Allerdings muss sich das Gericht auch mit der Frage befassen, ob die ungarischen Behörden das Verbrechen verhindern hätten können. Bereits 13 Monate war die Schlepperbande Ziel einer Überwachungsaktion. Aus Abhörprotokollen, die ein deutsches Recherchenetzwerk vor rund einer Woche veröffentlicht hatte, geht hervor, dass die Informationen für eine Festnahme ausgereicht hätten. Demnach hat Bandenchef L. dem 26-jährigen Fahrer Ivalyo S. verboten, die Tür zum Laderaum zu öffnen, um den Flüchtlingen Wasser zu geben.
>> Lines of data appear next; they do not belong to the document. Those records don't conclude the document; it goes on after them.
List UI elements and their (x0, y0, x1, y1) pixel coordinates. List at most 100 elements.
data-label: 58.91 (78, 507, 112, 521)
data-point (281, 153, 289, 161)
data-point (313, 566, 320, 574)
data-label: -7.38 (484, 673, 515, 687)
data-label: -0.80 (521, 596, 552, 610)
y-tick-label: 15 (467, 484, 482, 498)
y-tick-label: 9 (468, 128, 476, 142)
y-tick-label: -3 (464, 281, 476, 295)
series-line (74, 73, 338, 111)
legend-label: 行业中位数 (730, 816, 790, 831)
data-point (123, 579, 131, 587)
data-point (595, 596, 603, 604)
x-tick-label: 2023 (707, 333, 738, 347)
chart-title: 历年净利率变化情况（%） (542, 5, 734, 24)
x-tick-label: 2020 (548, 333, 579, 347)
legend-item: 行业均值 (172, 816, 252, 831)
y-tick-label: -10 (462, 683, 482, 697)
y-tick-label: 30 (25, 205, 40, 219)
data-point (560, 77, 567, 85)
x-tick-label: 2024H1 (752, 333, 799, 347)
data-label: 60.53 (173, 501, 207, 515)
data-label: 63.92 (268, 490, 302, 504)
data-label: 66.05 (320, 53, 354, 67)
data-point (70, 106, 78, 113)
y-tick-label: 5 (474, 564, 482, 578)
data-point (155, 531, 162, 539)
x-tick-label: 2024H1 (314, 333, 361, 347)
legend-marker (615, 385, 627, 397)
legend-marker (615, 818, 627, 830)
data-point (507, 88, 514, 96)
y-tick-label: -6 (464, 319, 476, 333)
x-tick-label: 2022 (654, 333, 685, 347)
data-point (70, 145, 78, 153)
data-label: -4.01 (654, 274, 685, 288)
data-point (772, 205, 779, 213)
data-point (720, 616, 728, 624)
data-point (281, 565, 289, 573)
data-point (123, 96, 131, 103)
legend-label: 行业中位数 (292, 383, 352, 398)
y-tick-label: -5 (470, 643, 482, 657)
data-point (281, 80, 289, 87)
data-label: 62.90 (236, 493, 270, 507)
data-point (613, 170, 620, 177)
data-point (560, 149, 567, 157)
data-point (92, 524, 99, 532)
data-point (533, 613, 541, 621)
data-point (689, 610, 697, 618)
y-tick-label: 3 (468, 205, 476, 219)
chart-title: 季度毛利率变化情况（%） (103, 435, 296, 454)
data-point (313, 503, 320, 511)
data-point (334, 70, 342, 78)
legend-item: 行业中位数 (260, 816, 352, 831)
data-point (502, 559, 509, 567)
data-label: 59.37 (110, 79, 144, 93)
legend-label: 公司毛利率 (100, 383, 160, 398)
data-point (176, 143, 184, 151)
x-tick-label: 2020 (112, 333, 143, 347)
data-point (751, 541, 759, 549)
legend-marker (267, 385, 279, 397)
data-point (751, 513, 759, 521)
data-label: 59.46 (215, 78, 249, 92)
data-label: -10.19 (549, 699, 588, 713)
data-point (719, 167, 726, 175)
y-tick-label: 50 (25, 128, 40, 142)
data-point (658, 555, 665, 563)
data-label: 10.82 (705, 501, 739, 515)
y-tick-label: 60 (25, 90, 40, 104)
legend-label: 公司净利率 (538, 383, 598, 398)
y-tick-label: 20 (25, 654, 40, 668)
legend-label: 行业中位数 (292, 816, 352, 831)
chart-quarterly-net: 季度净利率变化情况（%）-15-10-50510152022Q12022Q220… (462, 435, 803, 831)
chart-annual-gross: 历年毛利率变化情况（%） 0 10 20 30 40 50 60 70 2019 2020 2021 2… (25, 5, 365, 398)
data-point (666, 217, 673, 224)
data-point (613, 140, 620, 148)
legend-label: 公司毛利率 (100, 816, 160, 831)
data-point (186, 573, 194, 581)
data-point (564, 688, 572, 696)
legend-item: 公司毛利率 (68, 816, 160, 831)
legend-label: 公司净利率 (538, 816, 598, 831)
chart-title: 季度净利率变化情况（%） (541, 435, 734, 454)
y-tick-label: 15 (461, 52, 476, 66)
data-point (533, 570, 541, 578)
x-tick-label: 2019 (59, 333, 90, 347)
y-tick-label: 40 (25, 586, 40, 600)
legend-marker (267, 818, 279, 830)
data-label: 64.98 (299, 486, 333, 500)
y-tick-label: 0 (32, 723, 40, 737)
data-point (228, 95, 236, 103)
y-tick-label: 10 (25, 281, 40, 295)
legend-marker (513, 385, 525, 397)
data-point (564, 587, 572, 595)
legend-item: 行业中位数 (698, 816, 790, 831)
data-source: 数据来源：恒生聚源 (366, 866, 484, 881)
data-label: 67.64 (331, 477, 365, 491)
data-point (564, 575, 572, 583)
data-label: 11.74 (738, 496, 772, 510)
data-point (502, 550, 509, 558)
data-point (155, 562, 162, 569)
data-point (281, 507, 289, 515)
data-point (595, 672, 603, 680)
Bereits nach 30 Fahrminuten hätten die Flüchtlinge den Sauerstoffmangel gespürt, zu schreien begonnen und gegen die Wände getrommelt. Ivalyo S. habe zunächst zum stellvertretenden Bandenchef Metodi G. gesagt: „Sie schreien einfach die ganze Zeit, du kannst dir nicht vorstellen, was hier los ist.“Daraufhin erteilte Bandenchef L. über seinen Vize die Weisung an den Fahrer: „Sag ihm, er soll nur weiterfahren. Und falls sie sterben sollten, soll er sie dann in Deutschland im Wald abladen.“
Polizei streitet Versagen ab
Laut Polizeiminister Sandor Pinter hätten die ungarischen Behörden „keinerlei Informationen besessen“, um das Verbrechen zu verhindern. Pinter bezeichnete die Vorwürfe als „Schmierenkampagne deutscher Medien“, dementierte jedoch nicht den Inhalt des abgehörten Telefonats. Aus Polizeikreisen heißt es, die Abhörprotokolle seien nicht rechtzeitig übersetzt zur Verfügung gestanden, hätten aber dazu beigetragen, dass die Täter relativ rasch ausgeforscht und verhaftet werden konnten.
Am heutigen Donnerstag wird der Prozess fortgesetzt. Ein Urteil wird für Ende des Jahres erwartet.